Close To You – Review

Close To You. Images Johan Persson.
Close To You. Images Johan Persson.

The first time around at the Menier Chocolate Factory it went under the name What’s It All About, now this “musical” has been renamed Close To You and they should really have stuck with the original title.

Because you have to ask yourself: What’s It All About? There is no denying the talent of its cast of seven singer-musicians but there’s nothing to differentiate this show from a regular gig at your local concert venue.

There is no narrative to make this production, which has just opened at London’s Criterion Theatre, a musical in the traditional sense other than performers occasionally ripping up bits of paper.
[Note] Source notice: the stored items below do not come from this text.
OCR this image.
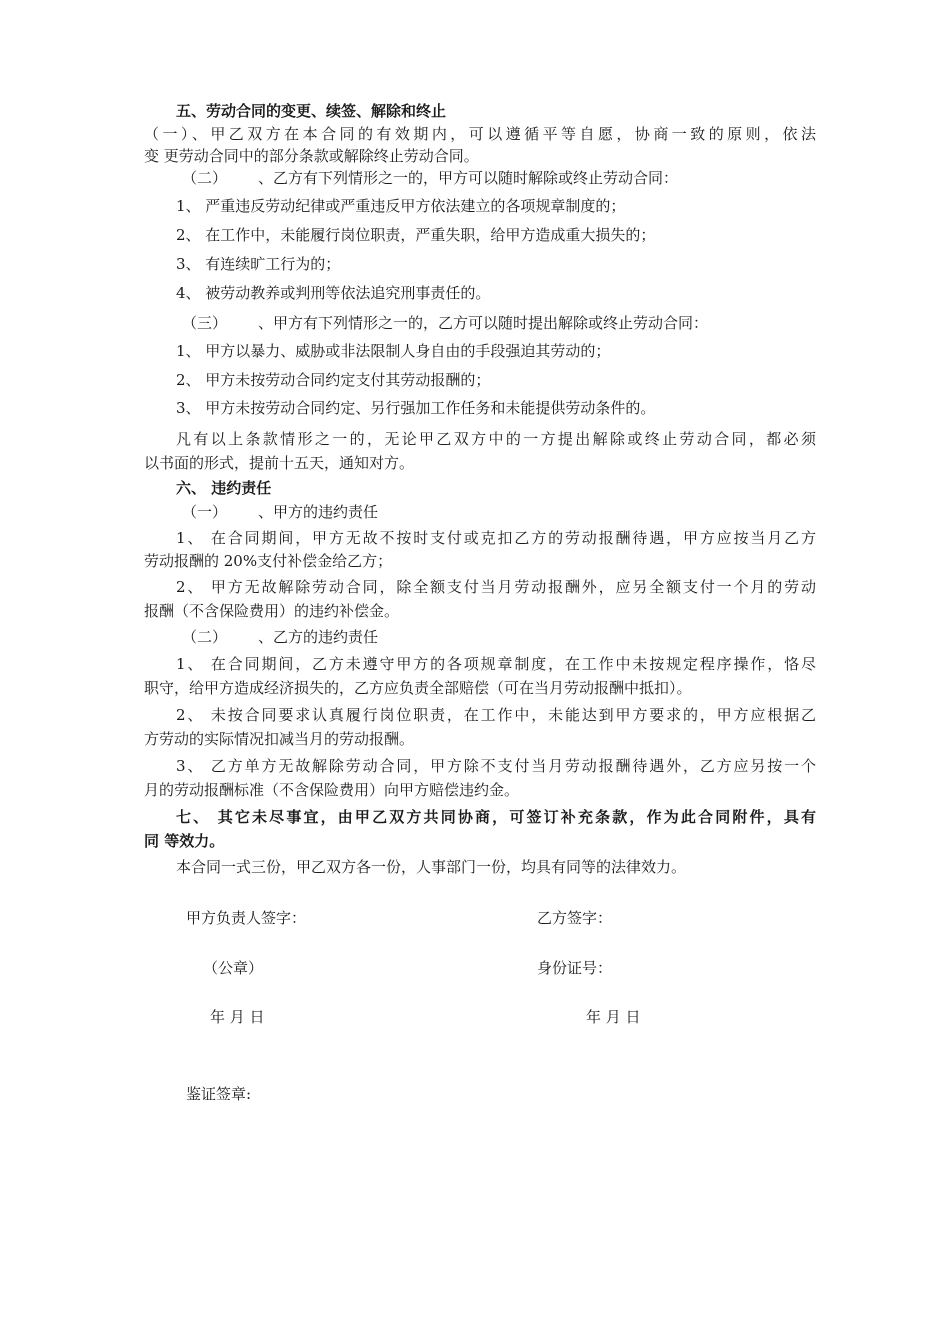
五、劳动合同的变更、续签、解除和终止
（一）、甲乙双方在本合同的有效期内，可以遵循平等自愿，协商一致的原则，依法
变 更劳动合同中的部分条款或解除终止劳动合同。
（二） 、乙方有下列情形之一的，甲方可以随时解除或终止劳动合同：
1、 严重违反劳动纪律或严重违反甲方依法建立的各项规章制度的；
2、 在工作中，未能履行岗位职责，严重失职，给甲方造成重大损失的；
3、 有连续旷工行为的；
4、 被劳动教养或判刑等依法追究刑事责任的。
（三） 、甲方有下列情形之一的，乙方可以随时提出解除或终止劳动合同：
1、 甲方以暴力、威胁或非法限制人身自由的手段强迫其劳动的；
2、 甲方未按劳动合同约定支付其劳动报酬的；
3、 甲方未按劳动合同约定、另行强加工作任务和未能提供劳动条件的。
凡有以上条款情形之一的，无论甲乙双方中的一方提出解除或终止劳动合同，都必须
以书面的形式，提前十五天，通知对方。
六、 违约责任
（一） 、甲方的违约责任
1、 在合同期间，甲方无故不按时支付或克扣乙方的劳动报酬待遇，甲方应按当月乙方
劳动报酬的 20%支付补偿金给乙方；
2、 甲方无故解除劳动合同，除全额支付当月劳动报酬外，应另全额支付一个月的劳动
报酬（不含保险费用）的违约补偿金。
（二） 、乙方的违约责任
1、 在合同期间，乙方未遵守甲方的各项规章制度，在工作中未按规定程序操作，恪尽
职守，给甲方造成经济损失的，乙方应负责全部赔偿（可在当月劳动报酬中抵扣）。
2、 未按合同要求认真履行岗位职责，在工作中，未能达到甲方要求的，甲方应根据乙
方劳动的实际情况扣减当月的劳动报酬。
3、 乙方单方无故解除劳动合同，甲方除不支付当月劳动报酬待遇外，乙方应另按一个
月的劳动报酬标准（不含保险费用）向甲方赔偿违约金。
七、 其它未尽事宜，由甲乙双方共同协商，可签订补充条款，作为此合同附件，具有
同 等效力。
本合同一式三份，甲乙双方各一份，人事部门一份，均具有同等的法律效力。
甲方负责人签字：	乙方签字：
（公章）	身份证号：
年 月 日	年 月 日
鉴证签章:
What we have is a reinterpretation of Burt Bacharach’s extensive body of work by a group of performers who weren’t even born during the American’s heyday.


Growing up I remember my parents liking the easy-going charm of a Bacharach standard. He was lumped in the same bracket as Andy Williams, Perry Como and our own Val Doonican and, as such, was decidedly uncool.

Now his work has been rediscovered and reinvented, with the composer’s permission, by Canadian musician and actor Kyle Riabko, for today’s audiences.

They’re mostly still ballads but supported by reggae, rock, a mad jamming moment or blues.

Opening night saw the 87-year-old Bacharach treated like royalty. Accompanied by Sir Tom Jones, he got a ring-side seat for the show and was applauded before and after.

And, to get value for money, the diminutive pensioner was wrapped up and sent out on the streets after the performance, complete with grand piano, to lead the late night Piccadilly Circus passers-by in a rousing rendition of Raindrops Keep Falling On My Head.

Standout moment of the production is Anastacia McCleskey’s powerfully moving version of Don’t Make Me Over.

But the remainder of the performance is dominated by Riabko’s ego-fuelled impression of a rock star, complete with crazy, head-banging, guitar solos.

Brett Banakis and Christine Jones’ bizarre set sees the walls covered in more rugs than you’d find in John Lewis and sofas suspended in midair. I’m not sure why.

Close To You: Bacharach Reimagined is what it says and, as such, really only for fans of his music.

Playing at The Criterion until January 10.

Review Rating
  • Close To You


Burt Bacharach’s back catalogue is reinvented for a directed concert featuring a talented seven-strong cast, but a musical it ain’t.